Les militaires de l’armée malienne ont arrêté hier lundi le président Bah Ndaw ainsi que son premier ministre, Moctar Ouane qui dirigent la  transition depuis après la démission forcée de l’ex-président Ibrahim Boubacar Kéita.

La grave crise politique qui secoue le Mali depuis environ un an continue de s’empirer. Après le coup d’État du mois d’août de l’année dernière contre l’ancien président élu Ibrahim Boubacar Kéïta, les militaires de la junte malienne ont de nouveau fait une démonstration de force. Ainsi ont-ils arrêté hier lundi pour insatisfaction, le président et le premier  ministre qu’ils avaient eux-mêmes désignés. Les dirigeants du gouvernement malien ont été conduits de force au camp militaire de Kati, à quelques kilomètres de Bamako. C’est également à ce même endroit que les putschistes maliens avaient emmené Ibrahim Boubacar Keïta après son arrestation le 18 août de l’an dernier pour annoncer sa démission à la tête du pays.

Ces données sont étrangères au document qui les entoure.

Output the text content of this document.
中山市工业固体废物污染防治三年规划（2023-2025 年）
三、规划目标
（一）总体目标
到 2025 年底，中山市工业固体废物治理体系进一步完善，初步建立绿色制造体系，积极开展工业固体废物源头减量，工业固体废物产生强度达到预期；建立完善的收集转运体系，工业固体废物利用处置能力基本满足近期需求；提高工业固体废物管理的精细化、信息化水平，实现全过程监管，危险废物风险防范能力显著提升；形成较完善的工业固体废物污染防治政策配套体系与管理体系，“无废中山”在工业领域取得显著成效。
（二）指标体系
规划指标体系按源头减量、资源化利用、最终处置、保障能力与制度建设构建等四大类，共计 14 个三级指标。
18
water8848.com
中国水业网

Selon ce que rapporte le journal 20 minutes, plusieurs pays de la communauté internationale ont condamné l’arrestation des chefs de la transition malienne par ces mêmes militaires qui auraient seraient impliqués dans le au coup d’État de l’année dernière. Aussi la communauté  internationale a-t-elle exigé libération immédiate et inconditionnelle des dirigeants de la transition malienne, a indiqué le média susmentionné.

Dans un court appel téléphonique avec l’Agence France-Presse(AFP), cité e par 20 minutes, le premier ministre Moctar Ouane a informé que des hommes armés de la junte malienne l’ ont venu le chercher pour le conduire jusqu’à la base militaire de Kati. Le colonel Assimi Goïta qui est actuellement vice-président de la transition est accusé d’être l’un des auteurs ce coup de force.

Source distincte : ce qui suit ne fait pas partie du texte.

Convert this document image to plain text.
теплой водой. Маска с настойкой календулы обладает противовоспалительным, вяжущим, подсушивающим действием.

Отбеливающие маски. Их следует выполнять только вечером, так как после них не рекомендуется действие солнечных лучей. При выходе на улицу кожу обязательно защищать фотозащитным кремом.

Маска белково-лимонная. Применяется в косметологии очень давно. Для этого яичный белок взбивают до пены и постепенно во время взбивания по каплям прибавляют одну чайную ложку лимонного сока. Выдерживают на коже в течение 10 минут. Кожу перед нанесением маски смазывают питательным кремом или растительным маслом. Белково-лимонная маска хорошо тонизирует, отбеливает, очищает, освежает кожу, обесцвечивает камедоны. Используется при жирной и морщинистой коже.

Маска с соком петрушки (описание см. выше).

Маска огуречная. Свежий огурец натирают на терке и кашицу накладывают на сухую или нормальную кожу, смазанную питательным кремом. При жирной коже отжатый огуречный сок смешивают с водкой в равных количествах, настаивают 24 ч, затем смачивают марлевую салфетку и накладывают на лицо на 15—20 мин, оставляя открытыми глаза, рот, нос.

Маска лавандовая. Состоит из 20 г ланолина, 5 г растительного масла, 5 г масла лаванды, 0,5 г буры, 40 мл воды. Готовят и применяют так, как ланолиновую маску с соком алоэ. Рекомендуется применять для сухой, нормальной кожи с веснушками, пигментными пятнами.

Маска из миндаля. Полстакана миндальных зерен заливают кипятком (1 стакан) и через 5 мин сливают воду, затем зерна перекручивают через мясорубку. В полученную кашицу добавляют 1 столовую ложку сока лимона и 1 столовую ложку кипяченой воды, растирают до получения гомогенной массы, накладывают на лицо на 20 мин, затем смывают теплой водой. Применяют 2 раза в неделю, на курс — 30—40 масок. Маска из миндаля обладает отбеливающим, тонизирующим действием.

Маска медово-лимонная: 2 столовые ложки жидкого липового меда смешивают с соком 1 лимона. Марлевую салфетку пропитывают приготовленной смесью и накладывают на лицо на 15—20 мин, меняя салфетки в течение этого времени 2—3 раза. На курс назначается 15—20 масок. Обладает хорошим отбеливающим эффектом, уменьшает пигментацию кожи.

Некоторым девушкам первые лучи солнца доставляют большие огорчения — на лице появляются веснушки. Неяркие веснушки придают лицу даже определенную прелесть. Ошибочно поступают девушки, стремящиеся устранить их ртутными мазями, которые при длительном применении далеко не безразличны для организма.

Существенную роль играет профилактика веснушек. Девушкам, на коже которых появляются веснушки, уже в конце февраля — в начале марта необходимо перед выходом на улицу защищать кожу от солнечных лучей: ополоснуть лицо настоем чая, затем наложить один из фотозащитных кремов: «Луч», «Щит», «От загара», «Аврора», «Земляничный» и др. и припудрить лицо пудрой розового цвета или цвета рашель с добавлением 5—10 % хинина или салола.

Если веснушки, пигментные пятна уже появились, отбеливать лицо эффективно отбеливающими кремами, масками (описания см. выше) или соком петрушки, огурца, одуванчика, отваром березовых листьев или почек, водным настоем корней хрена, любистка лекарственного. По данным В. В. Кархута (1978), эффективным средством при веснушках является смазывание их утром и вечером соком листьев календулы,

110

L’incident est survenu quelques heures après l’annonce d’un remaniement gouvernemental, toujours dirigé par les putschistes de la junte malienne. Mais l’éviction de certains officiers proches de l’armée du portefeuille ministériel a suscité la colère chez les militaires.

Bah Ndaw, un militaire retraité et Moctar Ouane, un civil ont été nommés respectivement président et premier ministre quelques jours après l’arrestation de l’ex-président élu du Mali en août dernier. Les chefs du pouvoir exécutif malien subissaient des pressions de la communauté internationale qui ne cessaient pas de prôner la passation du pouvoir à des civils élus dans un délai de 18 mois.

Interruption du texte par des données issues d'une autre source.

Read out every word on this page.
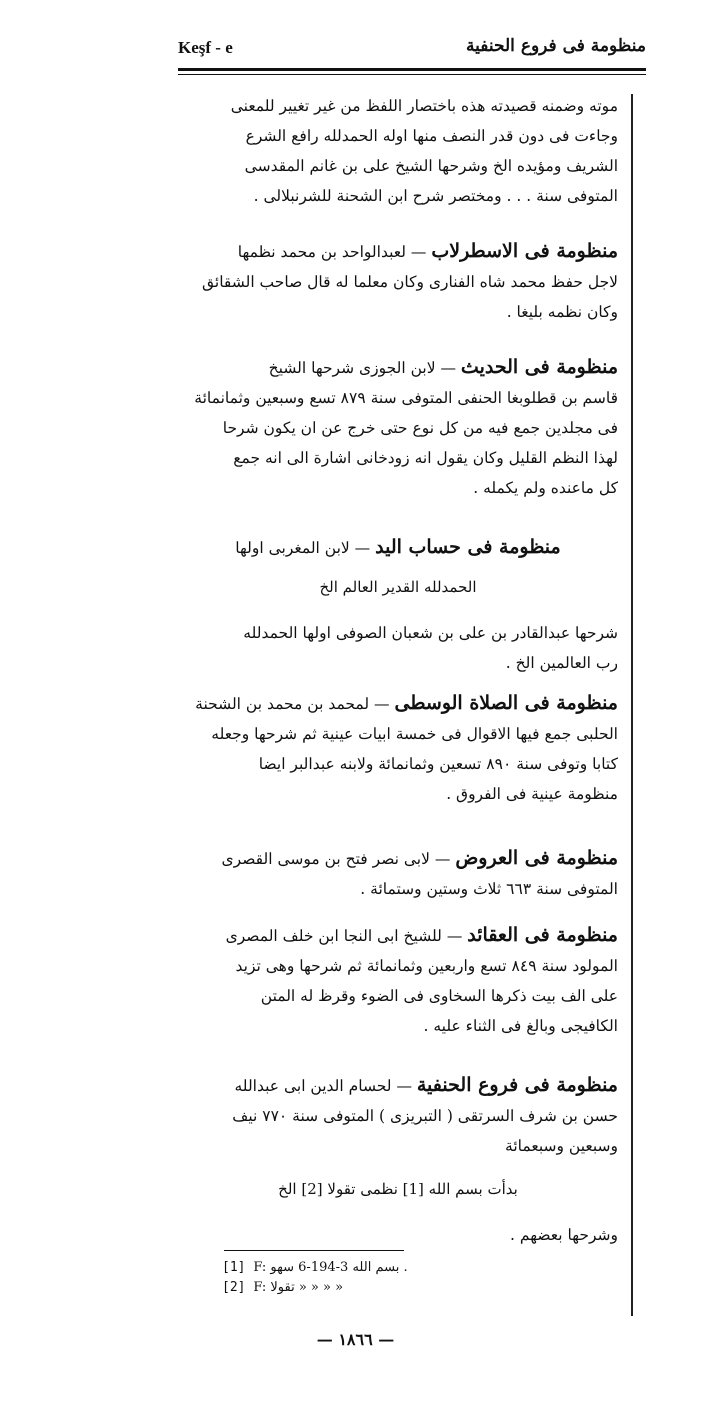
Keşf - e	منظومة فى فروع الحنفية
موته وضمنه قصيدته هذه باختصار اللفظ من غير تغيير للمعنى
وجاءت فى دون قدر النصف منها اوله الحمدلله رافع الشرع
الشريف ومؤيده الخ وشرحها الشيخ على بن غانم المقدسى
المتوفى سنة . . . ومختصر شرح ابن الشحنة للشرنبلالى .
منظومة فى الاسطرلاب — لعبدالواحد بن محمد نظمها
لاجل حفظ محمد شاه الفنارى وكان معلما له قال صاحب الشقائق
وكان نظمه بليغا .
منظومة فى الحديث — لابن الجوزى شرحها الشيخ
قاسم بن قطلوبغا الحنفى المتوفى سنة ٨٧٩ تسع وسبعين وثمانمائة
فى مجلدين جمع فيه من كل نوع حتى خرج عن ان يكون شرحا
لهذا النظم القليل وكان يقول انه زودخانى اشارة الى انه جمع
كل ماعنده ولم يكمله .
منظومة فى حساب اليد — لابن المغربى اولها
الحمدلله القدير العالم الخ
شرحها عبدالقادر بن على بن شعبان الصوفى اولها الحمدلله
رب العالمين الخ .
منظومة فى الصلاة الوسطى — لمحمد بن محمد بن الشحنة
الحلبى جمع فيها الاقوال فى خمسة ابيات عينية ثم شرحها وجعله
كتابا وتوفى سنة ٨٩٠ تسعين وثمانمائة ولابنه عبدالبر ايضا
منظومة عينية فى الفروق .
منظومة فى العروض — لابى نصر فتح بن موسى القصرى
المتوفى سنة ٦٦٣ ثلاث وستين وستمائة .
منظومة فى العقائد — للشيخ ابى النجا ابن خلف المصرى
المولود سنة ٨٤٩ تسع واربعين وثمانمائة ثم شرحها وهى تزيد
على الف بيت ذكرها السخاوى فى الضوء وقرظ له المتن
الكافيجى وبالغ فى الثناء عليه .
منظومة فى فروع الحنفية — لحسام الدين ابى عبدالله
حسن بن شرف السرتقى ( التبريزى ) المتوفى سنة ٧٧٠ نيف
وسبعين وسبعمائة
بدأت بسم الله [1] نظمى تقولا [2] الخ
وشرحها بعضهم .
[1] F: بسم الله 3-194-6 سهو .
[2] F: تقولا » » » »
— ١٨٦٦ —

Face à la recrudescence des contestations politiques et sociales, Moctar Ouane a présenté sa démission il y a seulement dix jours. Celui-ci a été immédiatement reconduit à son poste de premier ministre par le chef de l’exécutif. Des militaires de la junte qui occupaiant respectivement les ministères de la Défense et de la Sécurité avaient été remplacés après avoir quitté leurs fonctions. Leurs remplaçants sont certes des colonels, mais ces derniers ne sont pas des figures incontournables de l’armée. Selon 20 minutes, ce changement de gouvernement  signifierait que le président Bah Ndaw voulait lancer un appel au respect du délai de la transition. Les putschistes qui de leur côté, ne semblaient pas apprécier ce message, ont vite  passé à l’action. Ce faisant, ils ont procédé à l’arrestation des chefs du gouvernement transitoire et les ont conduit à Kati où ils sont actuellement gardés sous haute surveillance militaire.

Sources combinées: 20 minutes & AFP.